Wednesday, September 14, 2011

Movies, movies, movies

Wow, it's been ages since I posted anything. Not much to say, occupying myself with other things, etc., etc.

Well, this one's about movies. A friend arranged with me to go out last night to a restaurant he found a while ago and we both like... imagine a gourmet greasy-spoon. Sandwiches and pub fare, meals largely under $10, but Beamers and Lexuses parked out front. I am not joking. Anyway, movies. I suggested we take in a movie afterward, and he approved the choice I threw at him. Back to this in a moment.

In the lead up to the movie, there were promos for five others. One sucked; one might be worth seeing, but to my surprise, three really peaked my interest. Of the three, two include George Clooney, two include Philip Seymour Hoffman, and one includes Brad Pitt. These are The Descendants, The Ides of March. and Moneyball. It's been a long, long time since I've haunted the theatres, but it looks like there are some solid cinematic reasons to line up and grab a seat this fall. I'm mostly writing these down here so I don't forget.

The Debt

Okay... the movie we went to see was The Debt. It's the story of three former Massad agents who undertook a mission in the mid-1960s, and how it is affecting their lives in the late 1990s. Helen Mirren stars in it, and for me, that means you can't go wrong.

SPOILER ALERT

Don't read any further if you don't want to know what happens.

The movie opens in 1997 when the Sarah, the daughter of two of agents (now divorced) is launching a book about her parents' mission, the story of which is a failed success: failing to bring a Nazi war criminal to justice, her mother, Rachel, managed to shoot him and prevent his escape. Things begin to go wrong when the third agent, about to be driven to the book launch, opts to step in front of a truck instead.

The action moves to 1965, Rachel, David, and Stefan, the agents in question, are sent to East Berlin to complete the investigation of a suspected Nazi criminal, Vogel, the "Surgeon of Birkenau", and, if the target proves to be him, to kidnap him and return him to Israel to stand trial. Rachel and David pretend to be a married couple trying to conceive as a ruse to get close to their target, who is now a gynecologist. Rachel and David develop feelings for one another but David balks, and Rachel turns to Stefan.

Meanwhile, the doctor's identity is confirmed, and the plan goes into action. Rachel injects the doctor during an examination and, in the guise of an ambulance crew coming to the rescue, David and Stefan abscond with the doctor. The plan is use a "ghost station", one of the pre-WWII transit stations West German trains may pass through but not stop at, to hustle Vogel out of East Berlin to Tempelhof Airport and out of Germany.
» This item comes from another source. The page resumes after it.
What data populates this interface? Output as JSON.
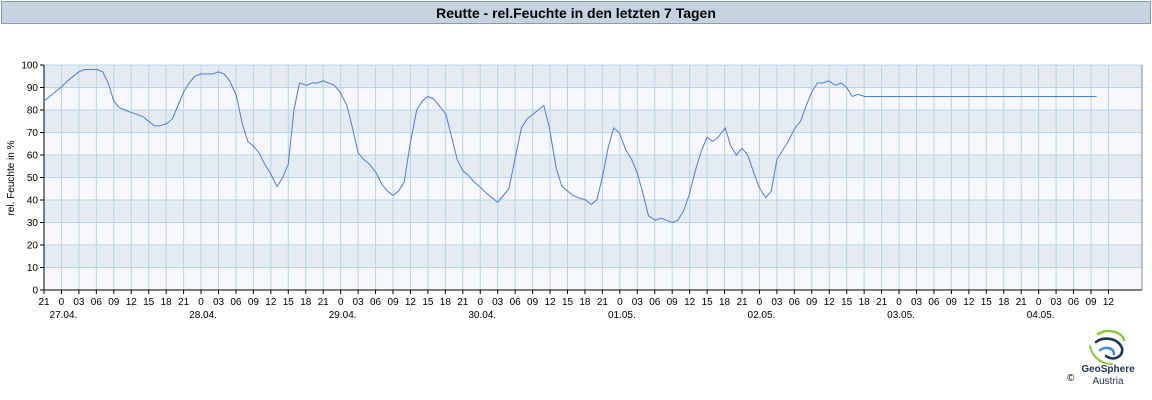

The plan goes wrong, an East German border guard is killed, and three have to retreat to their flat with Vogel and hope for some other means of getting out.

In the interim, Vogel works on his captors, causing tension between them, and finally manages to free himself. But this time, we learn that Rachel did not manage to rise and shoot him at the last moment. Vogel escaped. The three realize that Vogel will simply disappear. Deciding that Israel "cannot be seen to fail" as a means to justify their own failure, they agree to say that Rachel shot Vogel to prevent his escape, and that they disposed of the body. And so the story goes for 30 years, the foundation of their reputations and careers.

This doesn't sit well with David. After a few years, and a long affair with Rachel, he announces his is leaving. 25 years later, he returns, and reveals to Rachel that Vogel has apparently turned up in mental hospital in Kiev. Hoping to relieve his burden, he suggests telling the truth. Rachel argues that the fiction has to be maintained for her daughter's sake. The following day, David kills himself.

Stefan, wheelchair-bound, convinces Rachel to go to Kiev and murder Vogel before he can talk to a reporter who has taken an interest in the strange old man's story. Through some astute intelligence work, she locates the man, but realizes he simply is a crazy old man and not Vogel. She phones Stefan to tell him so, but also that she has reached the same conclusion as David. She hangs up on him and leaves a note for the reporter, who is only steps behind her, that tells all.

And there the movie should have ended. But it doesn't. At this point, the script was apparently hijacked by high school boys, because at the last moment, Rachel sees someone disappear through a door, and follows to an abandoned part of the hospital, where she is attacked with scissors by none other than Vogel himself, whom she, in turn, dispatches with the syringe of poison she had brought with her for the mission. The last 90 seconds of the movie take a wonderful film about truth, redemption, keeping the faith with friends, and a mature worldly recognition that sometimes the bad guy gets away, and tosses it instead to an audience with a colouring book appreciation of morality. What a shame. What a real shame. It is the fatal flaw in an otherwise exceptional and starkly honest story.

2 comments:

MV said...

What was the restaurant?

Lone Primate said...

A place called Goody's southeast of Warden and Eglinton.